I want to run a spy game, maybe something black ops, maybe more political intrigue-y, maybe rogue agents, maybe agents with all the resources of an agency behind them, perhaps even something with more of a crime heist flavor. The exact details I want to leave open until the players sit down and start hashing out characters. Though I do want to avoid campy spy stories. More Bourne than Bond. Or at least more Daniel Craig than Sean Connery.

I want to keep the number of players small. Three or four, all playing experts or specialists in a team. Maybe their all bad-ass, international hitmen. Maybe one’s an infiltrator, another a mastermind, and another a cleaner. Maybe they’re all deep undercover, have been for years, and their only tangible connection with their real identities is each other.

I want to try it using the Solar System, which can be purchased through IPR for the obnoxiously low price of five bucks. There are a number of reasons I want to use this system, foremost of which is simply because I do. I picked it up at GenCon and it’s weaseled its way into my brain. There are things in this system which I think can be fun, and I want to try them out. I’ll go a little bit more into the system in another post. For now, I just want to plant the seeds.

Fates Worse Than Death

With all due respect to Gary Gygax, but the Tomb of Horrors is a real bitch. Saif has been running some of us through an updated 3.5 version of the infamous dungeon and I have to say that we’ve been doing quite well. It doesn’t hurt that the party includes a robot that is immune to almost everything and a death priestess.
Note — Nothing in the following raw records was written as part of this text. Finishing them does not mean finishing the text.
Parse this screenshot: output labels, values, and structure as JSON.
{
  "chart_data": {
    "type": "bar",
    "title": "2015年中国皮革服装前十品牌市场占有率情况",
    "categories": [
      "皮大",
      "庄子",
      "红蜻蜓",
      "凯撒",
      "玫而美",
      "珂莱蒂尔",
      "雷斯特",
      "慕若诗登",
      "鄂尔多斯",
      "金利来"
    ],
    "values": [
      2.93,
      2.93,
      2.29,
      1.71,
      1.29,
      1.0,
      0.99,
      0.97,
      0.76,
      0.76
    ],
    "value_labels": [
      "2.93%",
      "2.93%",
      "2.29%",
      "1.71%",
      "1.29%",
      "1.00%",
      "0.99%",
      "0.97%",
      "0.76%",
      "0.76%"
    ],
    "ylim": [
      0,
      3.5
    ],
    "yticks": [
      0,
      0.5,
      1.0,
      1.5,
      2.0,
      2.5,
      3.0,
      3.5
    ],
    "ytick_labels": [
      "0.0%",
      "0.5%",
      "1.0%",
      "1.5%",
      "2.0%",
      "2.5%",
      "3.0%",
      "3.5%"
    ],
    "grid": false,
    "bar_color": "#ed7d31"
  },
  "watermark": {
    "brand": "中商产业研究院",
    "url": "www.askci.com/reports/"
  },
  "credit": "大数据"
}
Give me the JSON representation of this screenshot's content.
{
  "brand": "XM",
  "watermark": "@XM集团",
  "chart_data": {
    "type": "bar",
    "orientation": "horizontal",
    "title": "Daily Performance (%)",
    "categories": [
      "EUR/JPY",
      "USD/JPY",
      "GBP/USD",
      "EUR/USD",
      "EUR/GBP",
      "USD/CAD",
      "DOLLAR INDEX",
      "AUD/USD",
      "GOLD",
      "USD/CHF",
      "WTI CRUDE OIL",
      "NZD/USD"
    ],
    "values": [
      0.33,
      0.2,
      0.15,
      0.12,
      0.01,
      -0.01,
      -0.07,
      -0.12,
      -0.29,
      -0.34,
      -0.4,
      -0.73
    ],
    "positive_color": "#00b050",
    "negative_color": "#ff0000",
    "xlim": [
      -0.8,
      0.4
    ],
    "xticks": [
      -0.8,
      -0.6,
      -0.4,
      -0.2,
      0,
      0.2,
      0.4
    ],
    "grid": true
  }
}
However, the other night, we had our first real setbacks. It started when a mummy lord cast slay living on our ogre mage monk, played by Andrew. There were at least three chances for that spell to fail, but fate had other things in store. Luckily, we had a druid who could reincarnate him! Well, sort of. The net result of that fight was that we traded our flying, regenerating, spellcasting ogre mage for a human. A plain, ordinary human.

Then, my lockpicking, trap dodging wererat though that he had discovered a way into the dungeon’s final chamber. Nope. I got it slightly wrong, which, of course, meant that he was teleported back to the surface. Minus all of his gear. ALL of it. Naked.

Frankly, I imagine that both Andrew and I wish that that dungeon had killed our characters.